CHP Genel Başkanı Özgür Özel, Çanakkale’de gerçekleştirilen İl Belediye Başkanları toplantısında konuştu.
Özel, "Bugün 31 Mart yerel seçimlerinden 47 yıl sonra birinci parti olarak çıkmış olan, Türkiye’nin kurucu partisi, birinci partisi ve bugünün birinci partisi olan Cumhuriyet Halk Partisi’nin 21 ilde seçilmiş belediye başkanları ile birlikteyiz. Tabii televizyonları başındaki seyircilerimiz için, değerli vatandaşlarımız için hatırlatmak gerekirse 14 büyükşehir belediyemizin dışında büyükşehir olmayan illerde 21 belediye kazandı Cumhuriyet Halk Partisi. Cumhuriyet Halk Partisi yedi bölgenin, 81 ilin partisi. Girdiği her seçimlerde seçimi kazanmaya en yakın parti ya da en güçsüz olduğu alanda artık seçimde iddiası olan bir parti noktasına geldi" dedi.

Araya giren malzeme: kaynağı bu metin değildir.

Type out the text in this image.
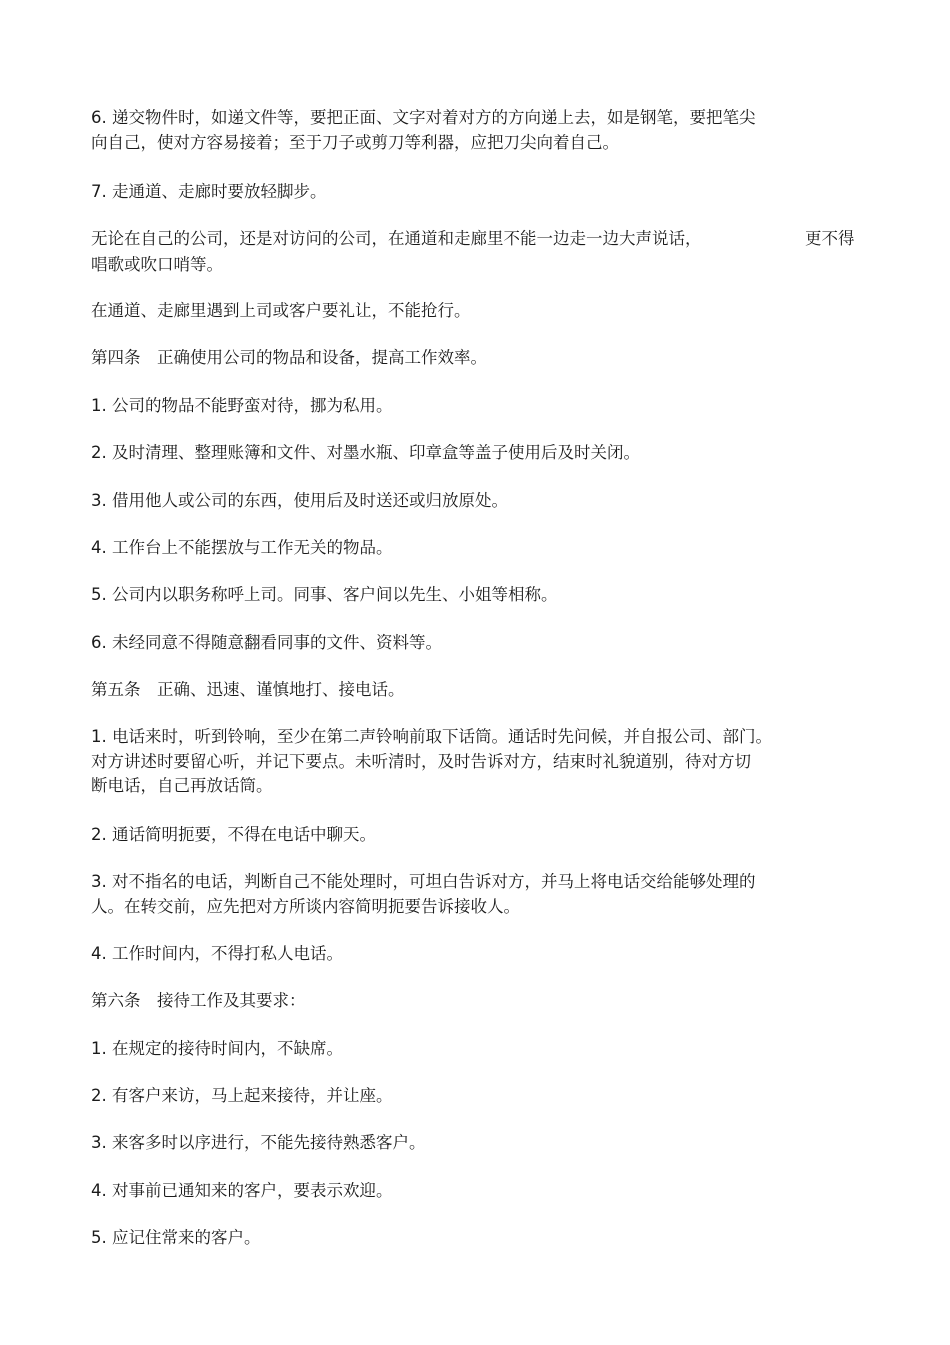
6. 递交物件时，如递文件等，要把正面、文字对着对方的方向递上去，如是钢笔，要把笔尖

向自己，使对方容易接着；至于刀子或剪刀等利器，应把刀尖向着自己。

7. 走通道、走廊时要放轻脚步。

无论在自己的公司，还是对访问的公司，在通道和走廊里不能一边走一边大声说话，	更不得

唱歌或吹口哨等。

在通道、走廊里遇到上司或客户要礼让，不能抢行。

第四条　正确使用公司的物品和设备，提高工作效率。

1. 公司的物品不能野蛮对待，挪为私用。

2. 及时清理、整理账簿和文件、对墨水瓶、印章盒等盖子使用后及时关闭。

3. 借用他人或公司的东西，使用后及时送还或归放原处。

4. 工作台上不能摆放与工作无关的物品。

5. 公司内以职务称呼上司。同事、客户间以先生、小姐等相称。

6. 未经同意不得随意翻看同事的文件、资料等。

第五条　正确、迅速、谨慎地打、接电话。

1. 电话来时，听到铃响，至少在第二声铃响前取下话筒。通话时先问候，并自报公司、部门。

对方讲述时要留心听，并记下要点。未听清时，及时告诉对方，结束时礼貌道别，待对方切

断电话，自己再放话筒。

2. 通话简明扼要，不得在电话中聊天。

3. 对不指名的电话，判断自己不能处理时，可坦白告诉对方，并马上将电话交给能够处理的

人。在转交前，应先把对方所谈内容简明扼要告诉接收人。

4. 工作时间内，不得打私人电话。

第六条　接待工作及其要求：

1. 在规定的接待时间内，不缺席。

2. 有客户来访，马上起来接待，并让座。

3. 来客多时以序进行，不能先接待熟悉客户。

4. 对事前已通知来的客户，要表示欢迎。

5. 应记住常来的客户。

"Bu salonun çözdüğü sorunlar var, çözemediği sorunlar var. Çözemediğimiz sorun işsizlik" diyen Özel, şunları kaydetti;
"Çözemediğimiz sorun işsizlik. Çünkü yerel yönetimler istihdam yaratma imkânı olan ama an itibari ile zaten geçmiş dönemde de bu kadar büyük işsizlik varken hangi partide olursa olsun belediyenin tüm istihdam olanaklarının kullanıldığı, dolduğu hatta hepimiz biliyoruz ki aşıldığı süreçleri yaşıyoruz. Belediyelerde inanılmaz personel fazlası var böyle bir dönemde yeni işsizler yaratamıyoruz, o personel giderleri de çok kritik. Ama yaratmamak için de çaba sarf ediyoruz. Ama bir yandan da her bir belediyemizde binlerce, on binlerce belediyenin boyutuna göre yapısına göre iş başvuruları var. Bu konu en çok zorlandığınız konu, bunu biliyoruz. Ve bu sorunu çözmek için de CHP iktidarı için gün sayıyoruz"
"Erken seçimden sonra da onların unuttuklarına sahip çıkmak hepimizin görevi"
Erken seçim çağrısını yineleyen Özel, şöyle devam etti:
"31 Mart‘ta kazandığımız başarıda yüzde 38’e varan oyda diğer partilerin oylarının olduğunu, bunun sarı kart olduğunu, onlara seçim meydanlarına söz verdiğimizi, bunu gerekçe göstererek bir erken seçim çağrısı yapmayacağımızı söylemiştim ve demiştim ki, ‘Şimdi sarı kartı gördünüz, seslerini duyma zamanı. Eğer emeklinin sesini duyarsanız, asgari ücretin sesini duyarsanız, çiftçinin, esnafın sesini duyarsanız ben bir erken seçim çağrısında bulunmayacağım. Çünkü o zaman geçim olur ama duymazsanız o zaman geçim olmazsa seçim olur’ demiştik. O günden bugüne hükümet, bu bahsettiğim kırılgan kesimlerle ilgili parmağını oynatmadı. Asgari ücreti zamlanmadı, emekli 10 bin alıyordu, 12 bin 500 yaptı. Ocak ayındaki 10 bin lira, 12 bin 500 lira oldu. O 12 bin 500 lira ocaktaki 8 bin liranın alım gücünde şu anda. Yani daha dokuz ay geçmiş, eldeki para 2 bin lira daha zayıflamış, işlevsizleşmiş, satın alma gücü düşmüş. O yüzden hep birlikte itirazı yükseltmek, bu iktidarı erken seçime zorlamak, erken seçimden sonra da onların unuttuklarına sahip çıkmak hepimizin görevi."